Lágrimas invisíveis

Saúde mental dos sepultadores está abalada por causa do coronavírus, mas como se manter são?

Priscila Carvalho Do VivaBem, em São Paulo Fernando Moraes/UOL

Diante de um cemitério quase vazio, onde só é possível ouvir o latido dos cachorros e a chegada dos carros do serviço funerário, o motorista da prefeitura pergunta: "É ali?" Apontando para os túmulos mais próximos. O sepultador James Alan balança a cabeça e responde que sim: "Onde está o pessoal de branco".

Não dá nem cinco minutos para um outro carro encostar e o funcionário fazer a mesma pergunta. Nas mãos, um formulário com o código D3, indicando que a pessoa morreu de covid-19 ou estava sob suspeita. Cenas como essas viraram quase que rotina no maior cemitério da América Latina, o Vila Formosa, na zona leste da capital paulista. "Tivemos 750 sepulturas ocupadas em 15 dias. Lembro de um dia que, em um intervalo de três horas e meia, fizemos 43 sepultamentos, sendo que 22 foram de covid", relembra Alan.

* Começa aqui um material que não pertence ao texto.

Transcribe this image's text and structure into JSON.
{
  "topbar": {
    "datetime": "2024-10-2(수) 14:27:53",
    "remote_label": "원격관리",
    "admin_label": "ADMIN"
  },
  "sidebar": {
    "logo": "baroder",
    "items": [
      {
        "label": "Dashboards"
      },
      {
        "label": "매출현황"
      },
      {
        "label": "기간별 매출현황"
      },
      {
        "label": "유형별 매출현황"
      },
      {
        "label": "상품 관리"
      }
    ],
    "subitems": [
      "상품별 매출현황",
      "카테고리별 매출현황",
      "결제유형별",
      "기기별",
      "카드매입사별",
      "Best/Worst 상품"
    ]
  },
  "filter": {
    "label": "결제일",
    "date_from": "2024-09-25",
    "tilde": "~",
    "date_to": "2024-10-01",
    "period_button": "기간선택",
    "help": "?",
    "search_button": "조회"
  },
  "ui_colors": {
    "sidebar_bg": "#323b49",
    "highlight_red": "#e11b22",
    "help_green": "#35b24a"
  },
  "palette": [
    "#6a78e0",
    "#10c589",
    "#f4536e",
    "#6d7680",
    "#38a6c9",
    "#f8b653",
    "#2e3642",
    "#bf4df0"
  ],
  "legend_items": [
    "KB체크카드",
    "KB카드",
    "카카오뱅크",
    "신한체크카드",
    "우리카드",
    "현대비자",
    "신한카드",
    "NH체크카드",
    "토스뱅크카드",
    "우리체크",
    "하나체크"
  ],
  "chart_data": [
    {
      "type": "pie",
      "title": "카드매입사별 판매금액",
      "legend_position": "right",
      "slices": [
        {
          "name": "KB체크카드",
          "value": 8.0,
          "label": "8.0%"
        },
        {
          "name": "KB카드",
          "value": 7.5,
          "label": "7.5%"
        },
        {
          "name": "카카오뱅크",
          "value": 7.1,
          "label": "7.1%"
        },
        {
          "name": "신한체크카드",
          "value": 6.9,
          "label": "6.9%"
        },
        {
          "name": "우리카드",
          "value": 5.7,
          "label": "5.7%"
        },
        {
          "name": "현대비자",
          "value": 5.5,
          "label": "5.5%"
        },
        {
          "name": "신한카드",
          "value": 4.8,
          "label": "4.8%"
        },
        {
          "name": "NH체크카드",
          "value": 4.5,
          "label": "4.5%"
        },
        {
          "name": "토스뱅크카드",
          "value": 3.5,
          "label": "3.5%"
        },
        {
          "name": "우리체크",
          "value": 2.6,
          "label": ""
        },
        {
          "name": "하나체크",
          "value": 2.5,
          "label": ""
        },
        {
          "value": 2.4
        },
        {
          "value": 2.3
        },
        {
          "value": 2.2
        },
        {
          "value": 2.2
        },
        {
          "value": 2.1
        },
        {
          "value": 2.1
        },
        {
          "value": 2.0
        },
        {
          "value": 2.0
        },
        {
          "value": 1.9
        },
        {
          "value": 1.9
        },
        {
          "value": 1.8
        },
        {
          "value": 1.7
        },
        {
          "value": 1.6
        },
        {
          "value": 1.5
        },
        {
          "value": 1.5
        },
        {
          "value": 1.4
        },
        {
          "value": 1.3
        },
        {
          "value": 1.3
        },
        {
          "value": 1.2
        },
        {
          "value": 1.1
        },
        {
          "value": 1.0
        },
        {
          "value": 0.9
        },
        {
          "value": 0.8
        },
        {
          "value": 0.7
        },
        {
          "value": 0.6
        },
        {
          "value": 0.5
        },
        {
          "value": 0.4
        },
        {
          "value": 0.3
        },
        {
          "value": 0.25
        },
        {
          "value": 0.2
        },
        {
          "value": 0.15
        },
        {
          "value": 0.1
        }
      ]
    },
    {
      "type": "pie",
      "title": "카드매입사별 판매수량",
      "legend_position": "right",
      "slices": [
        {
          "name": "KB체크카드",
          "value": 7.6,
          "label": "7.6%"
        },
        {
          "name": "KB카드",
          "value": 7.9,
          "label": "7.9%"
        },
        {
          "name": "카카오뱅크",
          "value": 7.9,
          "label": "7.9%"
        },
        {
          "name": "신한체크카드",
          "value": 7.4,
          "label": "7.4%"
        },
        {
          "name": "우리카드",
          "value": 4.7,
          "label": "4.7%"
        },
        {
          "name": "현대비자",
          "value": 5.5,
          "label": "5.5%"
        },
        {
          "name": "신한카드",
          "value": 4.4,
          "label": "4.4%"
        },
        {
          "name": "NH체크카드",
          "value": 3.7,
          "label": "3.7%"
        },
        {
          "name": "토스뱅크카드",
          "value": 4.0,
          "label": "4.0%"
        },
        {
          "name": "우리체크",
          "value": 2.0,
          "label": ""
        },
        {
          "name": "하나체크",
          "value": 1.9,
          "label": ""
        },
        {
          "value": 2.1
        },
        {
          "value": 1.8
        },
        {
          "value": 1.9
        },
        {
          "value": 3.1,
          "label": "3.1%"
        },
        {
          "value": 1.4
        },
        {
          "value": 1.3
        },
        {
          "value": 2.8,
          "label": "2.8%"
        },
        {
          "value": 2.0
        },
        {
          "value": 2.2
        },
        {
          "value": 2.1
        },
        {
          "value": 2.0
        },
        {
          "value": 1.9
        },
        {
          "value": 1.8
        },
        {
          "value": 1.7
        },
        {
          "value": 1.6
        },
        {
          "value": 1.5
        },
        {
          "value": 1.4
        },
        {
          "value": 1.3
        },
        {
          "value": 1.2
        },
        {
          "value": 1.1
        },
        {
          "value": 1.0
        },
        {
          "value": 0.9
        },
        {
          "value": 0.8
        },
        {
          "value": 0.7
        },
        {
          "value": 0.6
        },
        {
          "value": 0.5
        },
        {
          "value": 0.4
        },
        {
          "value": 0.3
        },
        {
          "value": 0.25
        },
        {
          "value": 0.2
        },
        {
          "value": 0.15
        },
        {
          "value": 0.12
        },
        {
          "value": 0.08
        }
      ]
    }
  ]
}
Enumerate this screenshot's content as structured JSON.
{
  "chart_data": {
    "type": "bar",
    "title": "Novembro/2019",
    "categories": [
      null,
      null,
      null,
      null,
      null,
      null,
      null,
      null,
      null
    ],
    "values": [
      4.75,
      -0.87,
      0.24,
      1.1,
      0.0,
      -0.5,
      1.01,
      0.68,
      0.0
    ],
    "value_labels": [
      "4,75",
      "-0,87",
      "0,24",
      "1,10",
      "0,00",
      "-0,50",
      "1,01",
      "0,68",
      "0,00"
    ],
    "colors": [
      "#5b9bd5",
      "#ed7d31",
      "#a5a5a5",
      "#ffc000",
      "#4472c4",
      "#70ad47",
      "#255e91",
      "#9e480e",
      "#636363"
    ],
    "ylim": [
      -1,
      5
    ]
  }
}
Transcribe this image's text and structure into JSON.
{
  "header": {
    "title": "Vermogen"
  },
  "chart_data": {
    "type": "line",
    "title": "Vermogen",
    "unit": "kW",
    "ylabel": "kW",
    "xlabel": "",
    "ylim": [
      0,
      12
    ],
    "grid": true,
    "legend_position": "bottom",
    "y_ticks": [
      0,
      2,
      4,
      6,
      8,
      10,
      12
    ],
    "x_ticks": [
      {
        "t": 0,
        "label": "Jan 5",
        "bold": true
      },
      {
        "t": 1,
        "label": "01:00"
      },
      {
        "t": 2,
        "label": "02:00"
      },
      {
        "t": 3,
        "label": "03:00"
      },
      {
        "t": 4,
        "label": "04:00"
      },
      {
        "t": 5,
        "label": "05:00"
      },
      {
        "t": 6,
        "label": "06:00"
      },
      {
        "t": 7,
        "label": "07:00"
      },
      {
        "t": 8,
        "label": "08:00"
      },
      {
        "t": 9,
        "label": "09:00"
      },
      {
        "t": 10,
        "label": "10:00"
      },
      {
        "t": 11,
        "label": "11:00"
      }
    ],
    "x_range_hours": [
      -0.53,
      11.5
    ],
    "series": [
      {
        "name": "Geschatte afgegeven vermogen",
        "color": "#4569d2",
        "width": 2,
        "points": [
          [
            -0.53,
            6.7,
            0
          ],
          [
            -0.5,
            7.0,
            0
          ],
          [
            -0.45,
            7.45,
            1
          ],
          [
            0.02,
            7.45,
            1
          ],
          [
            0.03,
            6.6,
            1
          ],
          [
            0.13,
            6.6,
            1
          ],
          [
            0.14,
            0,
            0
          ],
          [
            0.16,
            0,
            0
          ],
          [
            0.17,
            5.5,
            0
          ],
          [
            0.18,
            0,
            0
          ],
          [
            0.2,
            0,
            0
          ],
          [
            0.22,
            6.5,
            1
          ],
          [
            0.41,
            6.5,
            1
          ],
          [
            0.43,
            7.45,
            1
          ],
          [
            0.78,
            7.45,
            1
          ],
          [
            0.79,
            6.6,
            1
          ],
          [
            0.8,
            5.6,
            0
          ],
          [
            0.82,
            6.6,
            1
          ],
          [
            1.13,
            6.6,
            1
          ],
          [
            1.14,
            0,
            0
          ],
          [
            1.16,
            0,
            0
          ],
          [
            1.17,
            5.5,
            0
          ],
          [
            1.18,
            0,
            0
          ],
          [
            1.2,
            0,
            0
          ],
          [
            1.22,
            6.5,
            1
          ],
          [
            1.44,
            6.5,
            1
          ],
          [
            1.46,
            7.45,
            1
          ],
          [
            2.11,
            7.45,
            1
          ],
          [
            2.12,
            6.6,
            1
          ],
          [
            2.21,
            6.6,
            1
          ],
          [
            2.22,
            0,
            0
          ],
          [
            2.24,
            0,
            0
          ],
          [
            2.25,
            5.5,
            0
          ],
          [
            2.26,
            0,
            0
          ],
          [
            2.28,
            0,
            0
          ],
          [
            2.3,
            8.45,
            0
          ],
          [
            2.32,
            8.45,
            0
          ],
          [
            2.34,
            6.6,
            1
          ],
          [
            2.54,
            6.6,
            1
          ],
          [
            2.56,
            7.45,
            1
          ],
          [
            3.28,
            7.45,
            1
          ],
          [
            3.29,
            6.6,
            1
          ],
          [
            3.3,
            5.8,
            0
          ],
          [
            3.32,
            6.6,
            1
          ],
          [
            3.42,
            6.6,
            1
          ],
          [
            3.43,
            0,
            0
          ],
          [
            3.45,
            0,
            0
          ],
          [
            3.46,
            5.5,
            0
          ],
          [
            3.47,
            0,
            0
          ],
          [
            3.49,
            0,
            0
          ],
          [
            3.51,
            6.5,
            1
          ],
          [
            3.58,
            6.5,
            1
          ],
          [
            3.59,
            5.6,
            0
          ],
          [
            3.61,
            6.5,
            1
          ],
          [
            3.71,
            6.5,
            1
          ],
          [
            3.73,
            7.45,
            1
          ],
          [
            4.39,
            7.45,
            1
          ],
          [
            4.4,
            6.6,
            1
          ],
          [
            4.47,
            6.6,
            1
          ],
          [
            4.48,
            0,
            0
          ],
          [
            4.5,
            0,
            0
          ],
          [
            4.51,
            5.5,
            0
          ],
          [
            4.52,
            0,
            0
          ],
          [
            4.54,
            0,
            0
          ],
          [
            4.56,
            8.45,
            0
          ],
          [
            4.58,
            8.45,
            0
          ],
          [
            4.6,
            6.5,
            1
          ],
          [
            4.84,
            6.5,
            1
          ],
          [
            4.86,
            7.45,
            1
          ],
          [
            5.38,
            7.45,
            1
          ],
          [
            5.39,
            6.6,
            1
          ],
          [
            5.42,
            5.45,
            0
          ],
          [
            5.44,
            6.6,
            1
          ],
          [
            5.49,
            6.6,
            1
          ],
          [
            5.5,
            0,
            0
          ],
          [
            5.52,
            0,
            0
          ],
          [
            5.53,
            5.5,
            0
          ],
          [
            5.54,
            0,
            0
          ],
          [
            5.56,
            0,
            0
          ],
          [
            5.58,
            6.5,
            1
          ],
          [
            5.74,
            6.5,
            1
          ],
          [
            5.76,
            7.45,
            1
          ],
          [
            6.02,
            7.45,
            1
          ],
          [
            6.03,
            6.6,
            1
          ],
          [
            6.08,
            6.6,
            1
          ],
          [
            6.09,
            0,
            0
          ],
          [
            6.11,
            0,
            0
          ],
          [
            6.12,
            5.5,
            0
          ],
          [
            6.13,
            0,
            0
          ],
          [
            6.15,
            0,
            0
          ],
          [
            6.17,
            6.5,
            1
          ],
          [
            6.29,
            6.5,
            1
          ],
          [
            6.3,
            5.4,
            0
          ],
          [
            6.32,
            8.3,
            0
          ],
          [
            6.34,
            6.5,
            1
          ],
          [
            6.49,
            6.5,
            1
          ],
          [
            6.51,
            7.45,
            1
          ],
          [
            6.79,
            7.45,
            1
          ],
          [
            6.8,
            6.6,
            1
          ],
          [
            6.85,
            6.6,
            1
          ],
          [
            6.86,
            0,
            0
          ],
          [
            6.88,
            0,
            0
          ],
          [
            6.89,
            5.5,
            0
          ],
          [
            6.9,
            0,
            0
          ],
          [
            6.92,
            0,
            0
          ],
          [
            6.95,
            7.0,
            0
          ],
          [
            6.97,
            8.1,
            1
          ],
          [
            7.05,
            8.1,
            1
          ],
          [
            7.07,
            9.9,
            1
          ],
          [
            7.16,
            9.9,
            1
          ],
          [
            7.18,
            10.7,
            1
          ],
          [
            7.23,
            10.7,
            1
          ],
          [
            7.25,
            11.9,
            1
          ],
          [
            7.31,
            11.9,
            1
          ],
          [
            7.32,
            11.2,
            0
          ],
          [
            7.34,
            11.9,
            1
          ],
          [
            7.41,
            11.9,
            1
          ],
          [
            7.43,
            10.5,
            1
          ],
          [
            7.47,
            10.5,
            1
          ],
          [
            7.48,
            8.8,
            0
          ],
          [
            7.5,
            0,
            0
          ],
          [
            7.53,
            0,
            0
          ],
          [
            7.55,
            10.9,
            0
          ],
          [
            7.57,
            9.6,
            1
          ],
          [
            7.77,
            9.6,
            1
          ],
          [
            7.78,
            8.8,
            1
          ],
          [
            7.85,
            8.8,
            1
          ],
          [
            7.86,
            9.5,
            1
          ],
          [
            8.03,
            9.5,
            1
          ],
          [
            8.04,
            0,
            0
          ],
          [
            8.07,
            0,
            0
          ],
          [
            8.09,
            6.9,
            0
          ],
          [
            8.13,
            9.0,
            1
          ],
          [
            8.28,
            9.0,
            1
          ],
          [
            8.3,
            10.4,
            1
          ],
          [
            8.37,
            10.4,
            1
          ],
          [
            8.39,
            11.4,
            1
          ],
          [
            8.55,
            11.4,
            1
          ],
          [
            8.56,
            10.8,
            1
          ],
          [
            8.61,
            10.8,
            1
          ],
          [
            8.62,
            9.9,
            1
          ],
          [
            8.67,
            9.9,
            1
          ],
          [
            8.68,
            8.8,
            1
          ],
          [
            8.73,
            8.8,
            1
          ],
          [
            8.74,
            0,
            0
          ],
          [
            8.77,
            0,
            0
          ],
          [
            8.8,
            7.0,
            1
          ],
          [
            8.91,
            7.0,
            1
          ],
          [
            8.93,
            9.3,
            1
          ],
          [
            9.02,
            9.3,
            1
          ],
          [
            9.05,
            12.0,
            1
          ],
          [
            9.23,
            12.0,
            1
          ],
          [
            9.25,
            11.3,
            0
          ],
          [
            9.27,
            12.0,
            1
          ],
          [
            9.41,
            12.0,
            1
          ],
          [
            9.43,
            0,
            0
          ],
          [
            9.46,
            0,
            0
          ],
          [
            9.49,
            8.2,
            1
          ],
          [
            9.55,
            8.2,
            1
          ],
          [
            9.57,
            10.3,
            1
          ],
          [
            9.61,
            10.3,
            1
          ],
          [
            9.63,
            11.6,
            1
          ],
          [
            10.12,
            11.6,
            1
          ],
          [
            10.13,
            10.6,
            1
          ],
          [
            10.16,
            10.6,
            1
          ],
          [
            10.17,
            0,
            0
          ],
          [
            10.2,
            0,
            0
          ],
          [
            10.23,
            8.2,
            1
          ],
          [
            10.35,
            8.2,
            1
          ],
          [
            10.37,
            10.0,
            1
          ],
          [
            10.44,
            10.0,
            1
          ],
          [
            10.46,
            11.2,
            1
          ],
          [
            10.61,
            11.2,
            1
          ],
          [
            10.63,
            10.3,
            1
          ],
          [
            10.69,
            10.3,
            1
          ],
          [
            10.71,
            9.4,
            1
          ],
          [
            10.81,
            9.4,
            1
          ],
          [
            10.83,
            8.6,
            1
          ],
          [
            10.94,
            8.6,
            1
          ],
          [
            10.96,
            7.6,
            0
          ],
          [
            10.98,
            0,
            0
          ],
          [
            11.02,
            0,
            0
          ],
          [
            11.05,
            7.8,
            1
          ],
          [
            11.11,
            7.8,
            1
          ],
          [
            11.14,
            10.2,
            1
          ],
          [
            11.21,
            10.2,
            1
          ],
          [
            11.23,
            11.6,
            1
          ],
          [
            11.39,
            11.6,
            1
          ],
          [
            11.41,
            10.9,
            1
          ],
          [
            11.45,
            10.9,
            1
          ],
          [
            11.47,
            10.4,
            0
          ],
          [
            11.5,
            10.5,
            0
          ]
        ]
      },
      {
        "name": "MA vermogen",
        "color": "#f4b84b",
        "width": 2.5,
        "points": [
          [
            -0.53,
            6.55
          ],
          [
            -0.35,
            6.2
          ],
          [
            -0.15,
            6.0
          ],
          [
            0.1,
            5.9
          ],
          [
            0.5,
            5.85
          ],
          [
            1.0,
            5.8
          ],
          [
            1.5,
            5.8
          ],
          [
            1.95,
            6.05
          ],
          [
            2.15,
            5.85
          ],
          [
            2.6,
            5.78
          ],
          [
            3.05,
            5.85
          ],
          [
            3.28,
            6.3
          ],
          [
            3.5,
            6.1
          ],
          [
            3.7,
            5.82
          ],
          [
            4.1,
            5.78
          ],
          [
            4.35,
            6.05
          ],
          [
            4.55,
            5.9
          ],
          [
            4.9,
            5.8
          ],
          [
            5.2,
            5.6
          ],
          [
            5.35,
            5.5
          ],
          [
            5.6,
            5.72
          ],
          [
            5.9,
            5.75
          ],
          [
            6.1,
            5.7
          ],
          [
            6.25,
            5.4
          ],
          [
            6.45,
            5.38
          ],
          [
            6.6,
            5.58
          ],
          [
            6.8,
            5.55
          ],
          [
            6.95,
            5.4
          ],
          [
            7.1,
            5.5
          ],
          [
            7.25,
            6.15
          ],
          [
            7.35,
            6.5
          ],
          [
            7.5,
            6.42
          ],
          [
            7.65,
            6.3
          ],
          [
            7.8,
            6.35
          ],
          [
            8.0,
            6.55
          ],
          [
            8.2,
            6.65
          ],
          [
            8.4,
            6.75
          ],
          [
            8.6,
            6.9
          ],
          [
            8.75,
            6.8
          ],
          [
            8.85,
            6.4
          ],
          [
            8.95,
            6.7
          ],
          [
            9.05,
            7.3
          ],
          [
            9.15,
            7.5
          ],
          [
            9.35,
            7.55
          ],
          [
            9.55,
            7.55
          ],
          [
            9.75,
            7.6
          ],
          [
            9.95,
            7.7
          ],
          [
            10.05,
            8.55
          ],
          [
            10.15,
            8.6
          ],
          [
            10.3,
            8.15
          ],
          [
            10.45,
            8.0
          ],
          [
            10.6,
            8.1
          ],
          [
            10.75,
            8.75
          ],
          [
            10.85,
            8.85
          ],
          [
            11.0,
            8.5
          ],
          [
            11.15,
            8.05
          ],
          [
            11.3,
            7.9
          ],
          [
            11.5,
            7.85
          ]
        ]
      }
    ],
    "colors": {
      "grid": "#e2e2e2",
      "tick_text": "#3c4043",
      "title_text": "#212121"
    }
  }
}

A cidade de São Paulo conta com 257 sepultadores, 49 só no Vila Formosa. O local precisou fazer algumas mudanças para garantir a saúde e evitar a contaminação desses funcionários. E, se antes o serviço já era exaustivo, agora o cansaço vai além do físico e já deixa a saúde mental na corda bamba. "Parece que você sempre está com a cabeça pesada", diz Wilker Costa, sepultador que trabalha no cemitério há nove anos.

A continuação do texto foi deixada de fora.